CORRECTIONS CODE OF 1953 (EXCERPT)
Act 232 of 1953


791.234 Prisoners subject to jurisdiction of parole board; indeterminate and other sentences; termination of sentence; ineligibility for parole; criteria for placement on parole; conditions; interview; release on parole; discretion of parole board; appeal to circuit court; cooperation with law enforcement by prisoner violating MCL 333.7401; offenses occurring before certain date; notice to prosecuting attorney before granting parole; definitions.

Sec. 34.

(1) Except as provided in section 34a, a prisoner sentenced to an indeterminate sentence and confined in a state correctional facility with a minimum in terms of years other than a prisoner subject to disciplinary time is subject to the jurisdiction of the parole board when the prisoner has served a period of time equal to the minimum sentence imposed by the court for the crime of which he or she was convicted, less good time and disciplinary credits, if applicable.

(2) Except as provided in section 34a, a prisoner subject to disciplinary time sentenced to an indeterminate sentence and confined in a state correctional facility with a minimum in terms of years is subject to the jurisdiction of the parole board when the prisoner has served a period of time equal to the minimum sentence imposed by the court for the crime of which he or she was convicted.

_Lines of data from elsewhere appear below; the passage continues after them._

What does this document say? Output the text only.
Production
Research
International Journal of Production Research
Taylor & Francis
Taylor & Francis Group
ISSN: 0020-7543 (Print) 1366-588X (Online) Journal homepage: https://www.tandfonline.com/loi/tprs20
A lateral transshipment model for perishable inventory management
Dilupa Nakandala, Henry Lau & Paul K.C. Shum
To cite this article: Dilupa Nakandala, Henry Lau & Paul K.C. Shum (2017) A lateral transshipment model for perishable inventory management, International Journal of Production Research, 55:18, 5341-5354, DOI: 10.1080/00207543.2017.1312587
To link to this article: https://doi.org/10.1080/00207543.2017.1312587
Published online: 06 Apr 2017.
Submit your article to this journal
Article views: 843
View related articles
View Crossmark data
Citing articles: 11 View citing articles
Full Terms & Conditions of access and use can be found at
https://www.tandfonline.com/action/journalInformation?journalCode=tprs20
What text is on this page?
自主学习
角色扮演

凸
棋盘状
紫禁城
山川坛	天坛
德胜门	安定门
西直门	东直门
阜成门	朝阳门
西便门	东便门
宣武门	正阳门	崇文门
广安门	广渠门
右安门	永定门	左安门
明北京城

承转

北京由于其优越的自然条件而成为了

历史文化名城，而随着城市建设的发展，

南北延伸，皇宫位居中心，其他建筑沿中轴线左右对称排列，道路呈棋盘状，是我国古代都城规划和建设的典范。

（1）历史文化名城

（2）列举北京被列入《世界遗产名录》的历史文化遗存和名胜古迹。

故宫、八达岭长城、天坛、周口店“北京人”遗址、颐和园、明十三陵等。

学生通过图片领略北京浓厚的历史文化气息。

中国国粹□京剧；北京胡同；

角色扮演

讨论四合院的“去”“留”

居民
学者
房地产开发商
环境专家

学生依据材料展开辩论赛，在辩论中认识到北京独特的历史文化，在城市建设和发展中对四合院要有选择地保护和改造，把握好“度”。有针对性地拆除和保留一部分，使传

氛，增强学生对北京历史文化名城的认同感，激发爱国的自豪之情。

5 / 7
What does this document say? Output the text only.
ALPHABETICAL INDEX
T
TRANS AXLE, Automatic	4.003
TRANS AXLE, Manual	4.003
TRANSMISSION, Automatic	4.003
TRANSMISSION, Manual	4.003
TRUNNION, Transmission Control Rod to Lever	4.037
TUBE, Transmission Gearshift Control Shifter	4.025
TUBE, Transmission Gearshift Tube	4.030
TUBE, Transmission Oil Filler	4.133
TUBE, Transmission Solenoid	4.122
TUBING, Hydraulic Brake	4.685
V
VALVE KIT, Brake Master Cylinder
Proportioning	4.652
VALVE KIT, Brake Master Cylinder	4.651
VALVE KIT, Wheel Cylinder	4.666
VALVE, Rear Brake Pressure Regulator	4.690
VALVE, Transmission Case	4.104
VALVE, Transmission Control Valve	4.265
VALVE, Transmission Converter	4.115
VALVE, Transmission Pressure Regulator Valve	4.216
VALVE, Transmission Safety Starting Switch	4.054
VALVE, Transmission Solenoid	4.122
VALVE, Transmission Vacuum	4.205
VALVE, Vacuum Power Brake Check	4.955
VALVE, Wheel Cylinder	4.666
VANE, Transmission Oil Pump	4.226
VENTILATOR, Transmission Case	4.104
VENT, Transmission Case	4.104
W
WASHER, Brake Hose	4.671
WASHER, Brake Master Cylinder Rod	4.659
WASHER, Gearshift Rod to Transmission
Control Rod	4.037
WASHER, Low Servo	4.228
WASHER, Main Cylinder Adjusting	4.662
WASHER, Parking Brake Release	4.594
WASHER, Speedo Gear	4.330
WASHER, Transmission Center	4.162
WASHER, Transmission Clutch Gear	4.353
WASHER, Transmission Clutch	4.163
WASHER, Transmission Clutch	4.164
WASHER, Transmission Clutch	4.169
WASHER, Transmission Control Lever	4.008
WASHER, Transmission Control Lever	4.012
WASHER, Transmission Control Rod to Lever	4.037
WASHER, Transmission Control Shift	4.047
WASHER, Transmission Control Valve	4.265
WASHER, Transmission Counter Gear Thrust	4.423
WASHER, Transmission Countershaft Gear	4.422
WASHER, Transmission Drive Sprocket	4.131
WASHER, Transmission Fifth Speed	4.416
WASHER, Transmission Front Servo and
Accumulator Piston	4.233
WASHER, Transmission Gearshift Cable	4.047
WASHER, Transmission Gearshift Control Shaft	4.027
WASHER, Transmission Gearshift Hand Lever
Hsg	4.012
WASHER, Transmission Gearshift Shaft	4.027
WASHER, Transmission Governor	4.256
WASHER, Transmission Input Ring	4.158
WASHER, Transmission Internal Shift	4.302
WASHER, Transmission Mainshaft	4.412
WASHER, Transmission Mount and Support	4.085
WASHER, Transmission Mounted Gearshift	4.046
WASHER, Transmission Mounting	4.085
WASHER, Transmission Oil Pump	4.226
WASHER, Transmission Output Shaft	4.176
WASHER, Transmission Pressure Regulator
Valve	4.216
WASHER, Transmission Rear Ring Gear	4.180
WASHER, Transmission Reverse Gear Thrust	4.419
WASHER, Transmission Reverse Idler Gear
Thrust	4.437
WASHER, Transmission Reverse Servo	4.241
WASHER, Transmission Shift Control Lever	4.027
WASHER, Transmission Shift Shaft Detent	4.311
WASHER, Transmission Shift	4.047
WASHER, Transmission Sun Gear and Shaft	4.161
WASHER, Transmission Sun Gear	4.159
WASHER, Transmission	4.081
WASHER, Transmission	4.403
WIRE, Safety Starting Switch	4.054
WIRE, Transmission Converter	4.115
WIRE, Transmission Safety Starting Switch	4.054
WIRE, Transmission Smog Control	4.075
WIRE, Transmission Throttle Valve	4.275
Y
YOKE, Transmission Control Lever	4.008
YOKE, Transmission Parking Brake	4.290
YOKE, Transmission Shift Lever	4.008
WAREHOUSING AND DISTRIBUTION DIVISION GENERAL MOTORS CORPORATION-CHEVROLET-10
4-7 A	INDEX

(3) If a prisoner other than a prisoner subject to disciplinary time is sentenced for consecutive terms, whether received at the same time or at any time during the life of the original sentence, the parole board has jurisdiction over the prisoner for purposes of parole when the prisoner has served the total time of the added minimum terms, less the good time and disciplinary credits allowed by statute. The maximum terms of the sentences shall be added to compute the new maximum term under this subsection, and discharge shall be issued only after the total of the maximum sentences has been served less good time and disciplinary credits, unless the prisoner is paroled and discharged upon satisfactory completion of the parole.

(4) If a prisoner subject to disciplinary time is sentenced for consecutive terms, whether received at the same time or at any time during the life of the original sentence, the parole board has jurisdiction over the prisoner for purposes of parole when the prisoner has served the total time of the added minimum terms. The maximum terms of the sentences shall be added to compute the new maximum term under this subsection, and discharge shall be issued only after the total of the maximum sentences has been served, unless the prisoner is paroled and discharged upon satisfactory completion of the parole.

(5) If a prisoner other than a prisoner subject to disciplinary time has 1 or more consecutive terms remaining to serve in addition to the term he or she is serving, the parole board may terminate the sentence the prisoner is presently serving at any time after the minimum term of the sentence has been served.

(6) A prisoner sentenced to imprisonment for life for any of the following is not eligible for parole and is instead subject to the provisions of section 44:

(a) First degree murder in violation of section 316 of the Michigan penal code, 1931 PA 328, MCL 750.316.

(b) A violation of section 16(5) or 18(7) of the Michigan penal code, 1931 PA 328, MCL 750.16 and 750.18.

(c) A violation of chapter XXXIII of the Michigan penal code, 1931 PA 328, MCL 750.200 to 750.212a.

(d) A violation of section 17764(7) of the public health code, 1978 PA 368, MCL 333.17764.

(e) First degree criminal sexual conduct in violation of section 520b(2)(c) of the Michigan penal code, 1931 PA 328, MCL 750.520b.

(f) Any other violation for which parole eligibility is expressly denied under state law.

(7) A prisoner sentenced to imprisonment for life, other than a prisoner described in subsection (6), is subject to the jurisdiction of the parole board and may be placed on parole according to the conditions prescribed in subsection (8) if he or she meets any of the following criteria:

(a) Except as provided in subdivision (b) or (c), the prisoner has served 10 calendar years of the sentence for a crime committed before October 1, 1992 or 15 calendar years of the sentence for a crime committed on or after October 1, 1992.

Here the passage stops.